I have always found myself wishing that [historians] would concern themselves more with irrelevant things. This thing we call reality is unsystematic, like seven or eight talking machines playing all at once in a chaos of sound, each singing its own song. From within that incomprehensible cacophony, however, there sometimes happens to emerge a moment of sad and luminous clarity, when the musicality of a melody can be heard, just before it is engulfed once more by layer after layer of darkness, snuffing out this unexpected moment of lucidity.

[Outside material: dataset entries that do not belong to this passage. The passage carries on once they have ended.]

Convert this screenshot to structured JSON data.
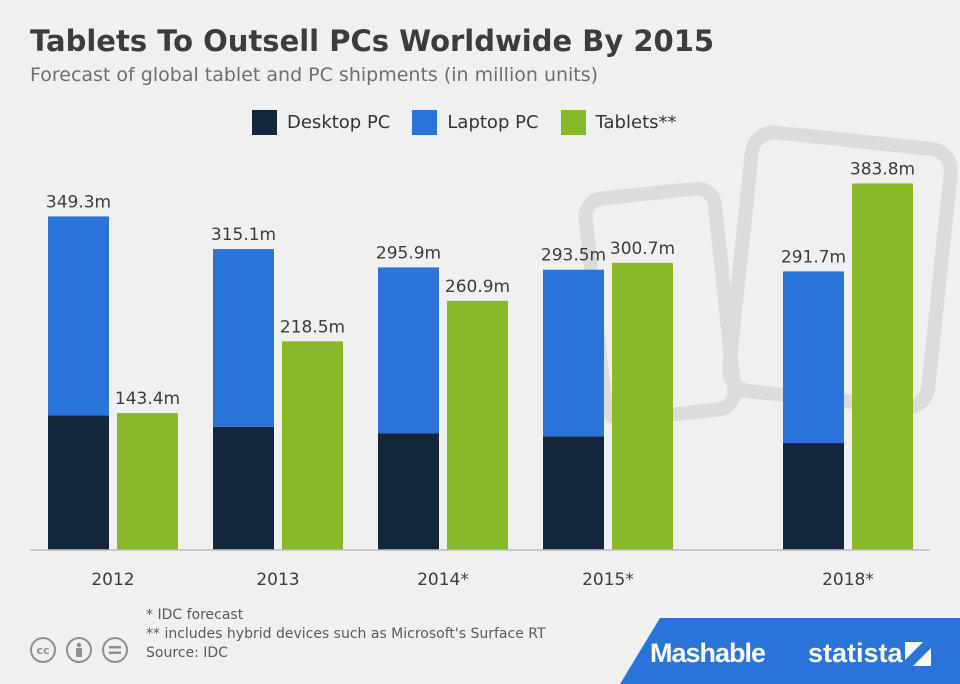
{
  "title": "Tablets To Outsell PCs Worldwide By 2015",
  "subtitle": "Forecast of global tablet and PC shipments (in million units)",
  "colors": {
    "desktop": "#13263b",
    "laptop": "#2a74d9",
    "tablets": "#88b928",
    "brand": "#2a74d9"
  },
  "chart_data": {
    "type": "bar",
    "stacked_group": [
      "Desktop PC",
      "Laptop PC"
    ],
    "categories": [
      "2012",
      "2013",
      "2014*",
      "2015*",
      "2018*"
    ],
    "series": [
      {
        "name": "Desktop PC",
        "values": [
          141.0,
          129.0,
          122.0,
          119.0,
          112.0
        ]
      },
      {
        "name": "Laptop PC",
        "values": [
          208.3,
          186.1,
          173.9,
          174.5,
          179.7
        ]
      },
      {
        "name": "Tablets**",
        "values": [
          143.4,
          218.5,
          260.9,
          300.7,
          383.8
        ]
      }
    ],
    "pc_total_labels": [
      "349.3m",
      "315.1m",
      "295.9m",
      "293.5m",
      "291.7m"
    ],
    "tablet_labels": [
      "143.4m",
      "218.5m",
      "260.9m",
      "300.7m",
      "383.8m"
    ],
    "ylim": [
      0,
      400
    ],
    "legend_position": "top"
  },
  "footnotes": {
    "forecast": "* IDC forecast",
    "hybrid": "** includes hybrid devices such as Microsoft's Surface RT",
    "source": "Source: IDC"
  },
  "brand": {
    "mashable": "Mashable",
    "statista": "statista"
  },
  "icons": [
    "cc-icon",
    "attribution-icon",
    "no-derivatives-icon"
  ]
}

In looking past the global to the personal, Chang finds great clarity in her tapestry of irrelevance, and despite the fact that she never makes the connection explicit, one feels the potent effects of what she chooses to tell us. When considering the loss of innocence of her fellow youth, she picks out the story of a formerly naive medical student Sureika, who comes to find a “rare sort of education” as a substitute nurse for a Red Cross medical unit. In another passage, Chang recounts the moments of joy and frustration as people begin to rediscover “the joy of eating” when the war ends, proving that the personal is always political as this “most natural, the most fundamental of functions” is affected by larger events.

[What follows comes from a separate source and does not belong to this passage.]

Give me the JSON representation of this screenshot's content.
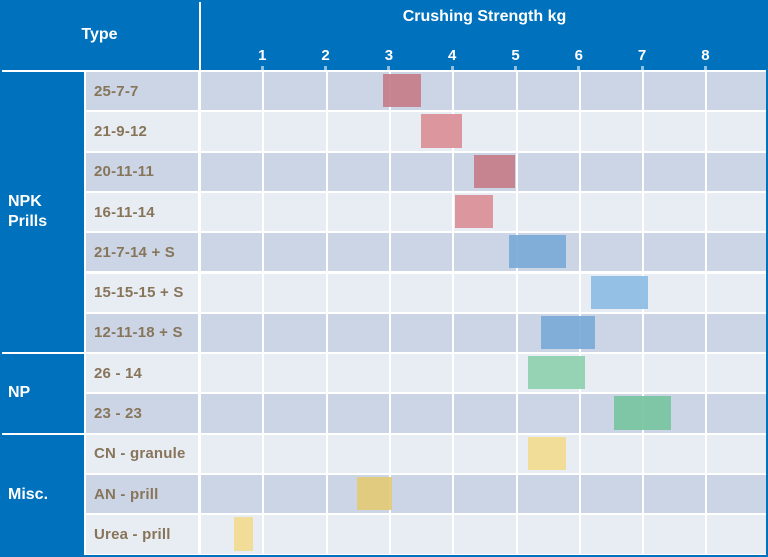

Chang’s constant, vivid presence in these essays allows the reader to step wholly into her mind—a collage of the universal and the personal, the minute and the infinite. In her final essay, walking through the streets to the vegetable markets and finding a flash of poetic inspiration, she reflects that:

Our China has always been a nation of patches. Even our sky was patched together by the goddess Nüwa.

In the same way, Written on Water is a patchwork of essays. But as the reader accompanies Chang along the memories of her youth to her life as a successful author, the collection becomes more reminiscent of a wonderful conversation, which flits from subject to subject, increasingly illuminating the speakers, the ideas, and the world that it takes place in with every word.